[Ip-health] USTR Froman's outrageous claim

Peter Maybarduk pmaybarduk at citizen.org
Tue Feb 18 13:24:42 PST 2014

While speaking about the TPP today, Ambassador Froman outrageously claimed that the US Trade Representative's office is fostering access to affordable medicines. He highlighted a new USTR approach to the issue. 

An international coalition of health groups including MSF, Oxfam America, Fundacion Mision Salud, HealthGAP, the American Medical Student Association, Knowledge Ecology International, CEPFAR, the Student Global AIDS Campaign, the Alianza LAC-Global and Public Citizen critique that new approach and show how USTR's plans will still contribute to preventable suffering and death, in a statement available here: www.bit.ly/1jcQ8eC. 

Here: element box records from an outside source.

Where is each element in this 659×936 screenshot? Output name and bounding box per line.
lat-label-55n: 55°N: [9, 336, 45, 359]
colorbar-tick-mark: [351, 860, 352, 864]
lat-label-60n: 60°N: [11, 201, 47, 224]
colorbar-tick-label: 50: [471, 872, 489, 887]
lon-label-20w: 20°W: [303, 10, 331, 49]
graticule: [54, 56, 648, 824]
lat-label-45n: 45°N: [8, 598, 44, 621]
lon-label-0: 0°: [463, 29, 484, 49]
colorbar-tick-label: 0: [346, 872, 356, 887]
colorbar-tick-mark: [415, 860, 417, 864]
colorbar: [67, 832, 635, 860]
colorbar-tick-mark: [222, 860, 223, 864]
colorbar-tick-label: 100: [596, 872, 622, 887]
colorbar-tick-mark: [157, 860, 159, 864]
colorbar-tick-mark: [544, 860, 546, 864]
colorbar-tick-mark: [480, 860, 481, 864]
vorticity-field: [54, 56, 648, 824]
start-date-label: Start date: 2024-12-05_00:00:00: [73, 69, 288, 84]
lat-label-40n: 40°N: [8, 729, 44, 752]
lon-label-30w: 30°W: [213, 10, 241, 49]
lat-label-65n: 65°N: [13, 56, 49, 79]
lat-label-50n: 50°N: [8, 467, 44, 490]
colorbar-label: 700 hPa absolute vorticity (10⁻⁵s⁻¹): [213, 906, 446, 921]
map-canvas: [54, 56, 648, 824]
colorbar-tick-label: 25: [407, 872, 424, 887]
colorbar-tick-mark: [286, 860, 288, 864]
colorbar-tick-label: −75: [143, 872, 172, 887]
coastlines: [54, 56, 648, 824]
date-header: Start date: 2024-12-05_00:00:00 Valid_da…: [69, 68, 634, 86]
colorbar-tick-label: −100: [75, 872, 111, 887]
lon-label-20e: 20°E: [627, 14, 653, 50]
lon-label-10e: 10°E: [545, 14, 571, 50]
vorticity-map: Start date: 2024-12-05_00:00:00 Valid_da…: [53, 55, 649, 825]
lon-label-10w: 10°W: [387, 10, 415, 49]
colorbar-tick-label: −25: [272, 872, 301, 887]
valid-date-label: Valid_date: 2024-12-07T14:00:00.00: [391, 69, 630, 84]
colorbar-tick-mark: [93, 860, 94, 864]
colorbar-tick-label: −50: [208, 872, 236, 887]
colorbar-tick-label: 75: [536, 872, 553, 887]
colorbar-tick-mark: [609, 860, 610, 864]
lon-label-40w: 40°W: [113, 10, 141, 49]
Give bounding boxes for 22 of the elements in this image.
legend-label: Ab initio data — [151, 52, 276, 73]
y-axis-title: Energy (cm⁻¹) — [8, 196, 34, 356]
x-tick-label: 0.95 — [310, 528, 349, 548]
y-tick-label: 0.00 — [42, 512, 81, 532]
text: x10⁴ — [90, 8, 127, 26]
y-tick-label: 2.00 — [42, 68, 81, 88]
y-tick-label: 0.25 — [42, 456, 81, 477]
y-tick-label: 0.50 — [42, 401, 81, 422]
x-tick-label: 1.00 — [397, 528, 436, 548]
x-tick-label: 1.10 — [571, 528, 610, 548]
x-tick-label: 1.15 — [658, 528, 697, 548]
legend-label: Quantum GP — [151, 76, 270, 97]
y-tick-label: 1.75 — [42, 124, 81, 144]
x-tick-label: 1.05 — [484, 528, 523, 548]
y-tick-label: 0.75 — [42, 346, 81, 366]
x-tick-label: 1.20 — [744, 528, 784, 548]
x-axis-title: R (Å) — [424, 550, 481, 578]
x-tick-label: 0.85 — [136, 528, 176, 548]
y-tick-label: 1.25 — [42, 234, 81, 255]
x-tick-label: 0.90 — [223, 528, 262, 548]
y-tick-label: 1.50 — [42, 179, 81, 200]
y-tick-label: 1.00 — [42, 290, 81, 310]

-----Original Message-----
From: Ip-health [mailto:ip-health-bounces at lists.keionline.org] On Behalf Of Stephanie Rosenberg
Sent: Thursday, February 13, 2014 5:33 PM
To: ip-health at lists.keionline.org
Subject: [Ip-health] MSF, Oxfam, Public Citizen and others take a joint stance against USTR's "new" approach for access to medicines in TPP

USTR's proposal for the Intellectual Property Chapter of the Trans-Pacific Partnership (TPP) will endanger access to medicines for all

Over the last three years, the undersigned groups[i], public health and development experts[ii], the Vatican[iii], Members of Congress[iv], and United States trading partners[v] in the Trans-Pacific Partnership Agreement (TPP) negotiations have repeatedly expressed concerns about the public health and global access to medicines implications of the United States Trade Representative (USTR) efforts to augment pharmaceutical monopoly power by creating excessive and additional intellectual property (IP) norms in the TPP.

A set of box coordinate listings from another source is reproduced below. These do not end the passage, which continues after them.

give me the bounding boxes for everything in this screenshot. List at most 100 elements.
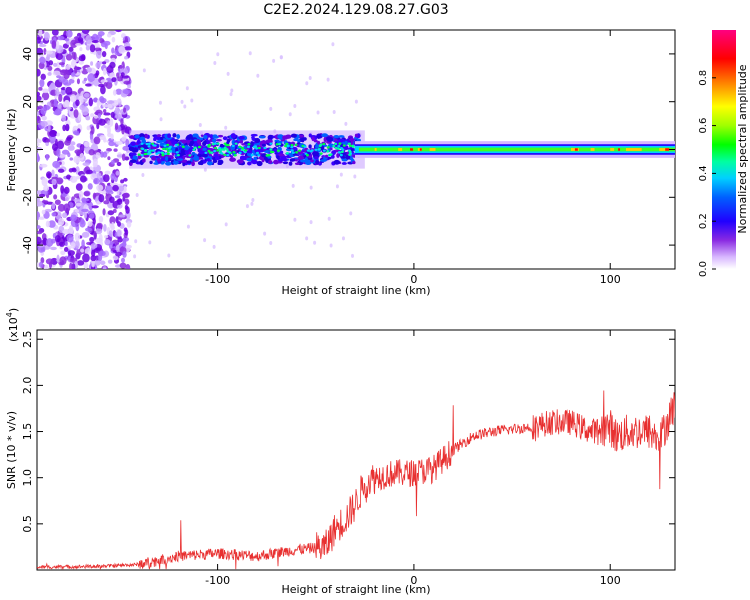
spectrogram-cell bbox=[199, 160, 204, 165]
spectrogram-cell bbox=[39, 163, 48, 168]
spectrogram-cell bbox=[207, 145, 211, 148]
spectrogram-cell bbox=[48, 220, 56, 228]
spectrogram-cell bbox=[326, 146, 330, 149]
spectrogram-cell bbox=[50, 246, 57, 251]
spectrogram-cell bbox=[122, 89, 131, 95]
spectrogram-cell bbox=[267, 134, 273, 141]
spectrogram-y-tick-label: 0 bbox=[21, 146, 34, 153]
spectrogram-cell bbox=[250, 201, 254, 206]
spectrogram-cell bbox=[167, 157, 172, 162]
spectrogram-cell bbox=[63, 82, 72, 86]
spectrogram-cell bbox=[241, 148, 245, 152]
spectrogram-cell bbox=[183, 104, 187, 109]
spectrogram-cell bbox=[40, 73, 46, 81]
spectrogram-cell bbox=[37, 106, 41, 111]
spectrogram-cell bbox=[52, 70, 61, 76]
spectrogram-cell bbox=[151, 155, 157, 161]
spectrogram-cell bbox=[75, 183, 83, 191]
spectrogram-cell bbox=[121, 153, 126, 161]
spectrogram-cell bbox=[103, 82, 108, 87]
spectrogram-cell bbox=[116, 229, 122, 237]
spectrogram-cell bbox=[41, 200, 49, 204]
spectrogram-cell bbox=[120, 72, 125, 77]
spectrogram-cell bbox=[186, 154, 190, 159]
spectrogram-cell bbox=[339, 153, 343, 157]
spectrogram-cell bbox=[102, 67, 107, 76]
snr-x-tick-label: -100 bbox=[205, 574, 230, 587]
spectrogram-cell bbox=[56, 132, 60, 137]
spectrogram-cell bbox=[54, 235, 61, 243]
spectrogram-cell bbox=[45, 154, 49, 161]
spectrogram-cell bbox=[43, 31, 50, 41]
spectrogram-cell bbox=[143, 152, 147, 156]
spectrogram-cell bbox=[53, 110, 62, 116]
spectrogram-cell bbox=[293, 103, 297, 108]
spectrogram-cell bbox=[130, 152, 137, 156]
spectrogram-cell bbox=[102, 109, 107, 114]
spectrogram-cell bbox=[245, 204, 249, 209]
spectrogram-cell bbox=[115, 244, 120, 253]
spectrogram-cell bbox=[222, 136, 228, 141]
spectrogram-cell bbox=[73, 109, 79, 118]
spectrogram-cell bbox=[338, 135, 345, 138]
spectrogram-cell bbox=[236, 159, 244, 164]
spectrogram-cell bbox=[61, 149, 70, 155]
spectrogram-cell bbox=[104, 234, 109, 239]
spectrogram-cell bbox=[100, 85, 106, 95]
spectrogram-cell bbox=[48, 60, 54, 66]
spectrogram-cell bbox=[66, 174, 71, 180]
spectrogram-plot: -100 0 100 -40 -20 0 20 40 Height of straight … bbox=[5, 29, 676, 297]
spectrogram-cell bbox=[37, 47, 44, 56]
spectrogram-cell bbox=[224, 222, 228, 227]
spectrogram-cell bbox=[200, 134, 204, 137]
spectrogram-cell bbox=[190, 98, 194, 103]
spectrogram-cell bbox=[204, 151, 208, 154]
spectrogram-cell bbox=[41, 177, 48, 187]
spectrogram-peak-max bbox=[618, 148, 621, 151]
spectrogram-cell bbox=[119, 262, 127, 269]
spectrogram-cell bbox=[43, 264, 49, 269]
spectrogram-cell bbox=[344, 121, 348, 126]
spectrogram-cell bbox=[113, 148, 118, 152]
spectrogram-cell bbox=[62, 229, 70, 235]
spectrogram-cell bbox=[74, 65, 78, 74]
snr-frame bbox=[36, 329, 676, 571]
spectrogram-cell bbox=[91, 249, 96, 257]
spectrogram-cell bbox=[93, 78, 100, 87]
spectrogram-cell bbox=[78, 55, 86, 62]
spectrogram-cell bbox=[319, 152, 323, 155]
spectrogram-cell bbox=[166, 143, 170, 147]
spectrogram-cell bbox=[93, 177, 100, 185]
spectrogram-cell bbox=[115, 141, 123, 145]
spectrogram-cell bbox=[107, 210, 115, 216]
spectrogram-cell bbox=[336, 153, 340, 158]
spectrogram-cell bbox=[313, 139, 318, 143]
spectrogram-cell bbox=[186, 160, 192, 164]
spectrogram-cell bbox=[134, 239, 138, 244]
spectrogram-cell bbox=[70, 59, 77, 68]
spectrogram-cell bbox=[110, 159, 116, 165]
spectrogram-cell bbox=[62, 124, 67, 132]
spectrogram-cell bbox=[98, 194, 105, 203]
spectrogram-cell bbox=[306, 149, 310, 152]
spectrogram-cell bbox=[299, 155, 304, 160]
spectrogram-cell bbox=[167, 133, 172, 139]
spectrogram-cell bbox=[298, 149, 302, 152]
spectrogram-cell bbox=[302, 137, 307, 141]
spectrogram-cell bbox=[165, 156, 169, 162]
spectrogram-cell bbox=[58, 62, 65, 66]
spectrogram-cell bbox=[342, 144, 346, 147]
colorbar-gradient bbox=[712, 30, 736, 269]
spectrogram-cell bbox=[57, 168, 65, 173]
spectrogram-cell bbox=[224, 125, 228, 130]
spectrogram-cell bbox=[269, 150, 273, 154]
spectrogram-cell bbox=[265, 139, 273, 144]
spectrogram-cell bbox=[56, 140, 65, 150]
spectrogram-cell bbox=[333, 134, 340, 139]
spectrogram-cell bbox=[99, 151, 104, 158]
spectrogram-cell bbox=[145, 142, 149, 146]
spectrogram-cell bbox=[169, 150, 173, 153]
spectrogram-cell bbox=[153, 210, 157, 215]
spectrogram-cell bbox=[115, 113, 122, 120]
spectrogram-cell bbox=[70, 39, 78, 48]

In response, in November 2013, during the Salt Lake City round of TPP negotiations, United States trade negotiators proposed a "differential treatment approach" to the TPP IP chapter claiming to be extending some of the public health flexibilities included in the 2007 New Trade Policy (May 10 Agreement) to the developing countries currently negotiating the TPP.[vi]

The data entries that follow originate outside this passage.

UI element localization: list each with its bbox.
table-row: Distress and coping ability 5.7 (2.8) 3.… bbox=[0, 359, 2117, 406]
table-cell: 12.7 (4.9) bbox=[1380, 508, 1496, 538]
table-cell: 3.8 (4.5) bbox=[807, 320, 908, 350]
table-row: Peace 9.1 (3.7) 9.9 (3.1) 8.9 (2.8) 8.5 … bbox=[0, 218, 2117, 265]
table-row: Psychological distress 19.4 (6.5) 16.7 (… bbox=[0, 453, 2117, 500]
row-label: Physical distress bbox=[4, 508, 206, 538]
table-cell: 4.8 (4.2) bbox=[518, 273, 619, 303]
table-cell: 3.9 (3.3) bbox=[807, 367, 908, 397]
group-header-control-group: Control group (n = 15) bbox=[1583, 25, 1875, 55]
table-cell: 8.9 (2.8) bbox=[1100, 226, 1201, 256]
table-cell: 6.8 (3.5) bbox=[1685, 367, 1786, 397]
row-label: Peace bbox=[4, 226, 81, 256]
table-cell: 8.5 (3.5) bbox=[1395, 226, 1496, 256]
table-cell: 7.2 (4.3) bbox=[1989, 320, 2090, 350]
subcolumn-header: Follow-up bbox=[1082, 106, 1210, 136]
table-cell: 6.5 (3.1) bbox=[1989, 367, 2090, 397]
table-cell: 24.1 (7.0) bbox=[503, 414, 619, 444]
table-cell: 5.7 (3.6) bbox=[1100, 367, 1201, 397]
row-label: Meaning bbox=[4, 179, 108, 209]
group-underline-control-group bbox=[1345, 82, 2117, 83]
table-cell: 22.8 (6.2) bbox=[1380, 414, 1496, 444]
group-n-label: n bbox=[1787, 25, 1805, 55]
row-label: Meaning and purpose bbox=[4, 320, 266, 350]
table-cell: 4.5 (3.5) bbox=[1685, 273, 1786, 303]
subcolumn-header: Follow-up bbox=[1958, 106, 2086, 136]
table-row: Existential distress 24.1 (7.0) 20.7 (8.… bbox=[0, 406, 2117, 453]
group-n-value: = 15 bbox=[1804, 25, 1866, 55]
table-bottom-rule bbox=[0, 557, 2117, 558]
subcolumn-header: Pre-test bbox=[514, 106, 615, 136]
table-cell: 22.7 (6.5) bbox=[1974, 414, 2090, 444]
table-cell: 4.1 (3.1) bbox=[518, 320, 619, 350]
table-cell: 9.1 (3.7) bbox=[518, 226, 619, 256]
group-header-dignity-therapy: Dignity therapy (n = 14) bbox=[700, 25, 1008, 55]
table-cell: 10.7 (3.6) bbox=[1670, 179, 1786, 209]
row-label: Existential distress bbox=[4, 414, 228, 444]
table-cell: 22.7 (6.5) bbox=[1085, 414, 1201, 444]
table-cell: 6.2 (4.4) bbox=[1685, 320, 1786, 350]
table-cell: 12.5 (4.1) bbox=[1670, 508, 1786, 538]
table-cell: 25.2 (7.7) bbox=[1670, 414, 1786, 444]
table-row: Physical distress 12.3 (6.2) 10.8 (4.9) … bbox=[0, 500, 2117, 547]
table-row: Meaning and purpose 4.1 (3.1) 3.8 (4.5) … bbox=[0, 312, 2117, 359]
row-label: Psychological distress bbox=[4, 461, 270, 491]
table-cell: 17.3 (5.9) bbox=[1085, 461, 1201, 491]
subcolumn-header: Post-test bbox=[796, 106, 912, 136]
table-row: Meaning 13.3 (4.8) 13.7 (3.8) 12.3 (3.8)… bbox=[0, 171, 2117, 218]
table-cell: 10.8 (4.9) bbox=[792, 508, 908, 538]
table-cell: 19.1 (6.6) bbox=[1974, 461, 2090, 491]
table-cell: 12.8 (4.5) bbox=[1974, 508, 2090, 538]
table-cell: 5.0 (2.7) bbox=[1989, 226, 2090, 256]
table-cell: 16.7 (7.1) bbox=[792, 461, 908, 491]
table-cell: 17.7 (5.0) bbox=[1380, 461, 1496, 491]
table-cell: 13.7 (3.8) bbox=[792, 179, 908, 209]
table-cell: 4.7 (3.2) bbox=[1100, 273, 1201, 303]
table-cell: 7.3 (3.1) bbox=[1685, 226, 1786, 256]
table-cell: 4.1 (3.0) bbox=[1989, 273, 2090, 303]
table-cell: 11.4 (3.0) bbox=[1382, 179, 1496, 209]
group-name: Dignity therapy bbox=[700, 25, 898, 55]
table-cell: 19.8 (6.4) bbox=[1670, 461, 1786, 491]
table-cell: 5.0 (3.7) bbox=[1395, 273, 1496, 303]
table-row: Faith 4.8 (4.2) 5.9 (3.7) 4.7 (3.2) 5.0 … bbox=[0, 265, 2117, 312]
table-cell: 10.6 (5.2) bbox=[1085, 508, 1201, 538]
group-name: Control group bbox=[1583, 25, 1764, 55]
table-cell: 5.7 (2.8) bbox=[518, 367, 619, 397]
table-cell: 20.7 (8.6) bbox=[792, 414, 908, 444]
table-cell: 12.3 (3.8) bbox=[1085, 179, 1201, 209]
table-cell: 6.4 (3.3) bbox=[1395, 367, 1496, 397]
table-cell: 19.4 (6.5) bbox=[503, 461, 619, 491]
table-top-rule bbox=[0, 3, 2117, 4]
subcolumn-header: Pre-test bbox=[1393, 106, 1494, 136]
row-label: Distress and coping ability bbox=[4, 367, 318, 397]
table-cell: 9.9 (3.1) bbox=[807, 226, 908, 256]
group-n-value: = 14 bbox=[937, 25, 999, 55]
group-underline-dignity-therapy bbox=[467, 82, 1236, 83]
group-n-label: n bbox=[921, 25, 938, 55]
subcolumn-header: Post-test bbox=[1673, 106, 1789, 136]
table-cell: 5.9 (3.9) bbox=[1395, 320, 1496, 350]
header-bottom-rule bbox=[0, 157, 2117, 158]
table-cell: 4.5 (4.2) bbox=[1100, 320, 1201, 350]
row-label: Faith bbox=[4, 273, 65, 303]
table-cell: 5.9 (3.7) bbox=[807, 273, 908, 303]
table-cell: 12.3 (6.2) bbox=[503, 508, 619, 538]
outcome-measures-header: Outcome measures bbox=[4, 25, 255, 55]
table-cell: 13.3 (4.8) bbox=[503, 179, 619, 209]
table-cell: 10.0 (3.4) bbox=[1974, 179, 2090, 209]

We are deeply concerned about the public health implications that these measures will have for millions of patients in need of access to affordable medicines around the whole Asia-Pacific region, and about the mischaracterization of this proposal as being coherent with the May 10 Agreement. This "new" approach not only preserves the life-threatening and access-restricting proposals that USTR has been pushing since 2011, forcing all TPP countries to go far beyond internationally agreed World Trade Organization obligations contained in the Trade-Related aspects of Intellectual Property Agreement (TRIPS), but also fails to provide adequate recognition of the urgent access to medicines needs of patients living in developing countries.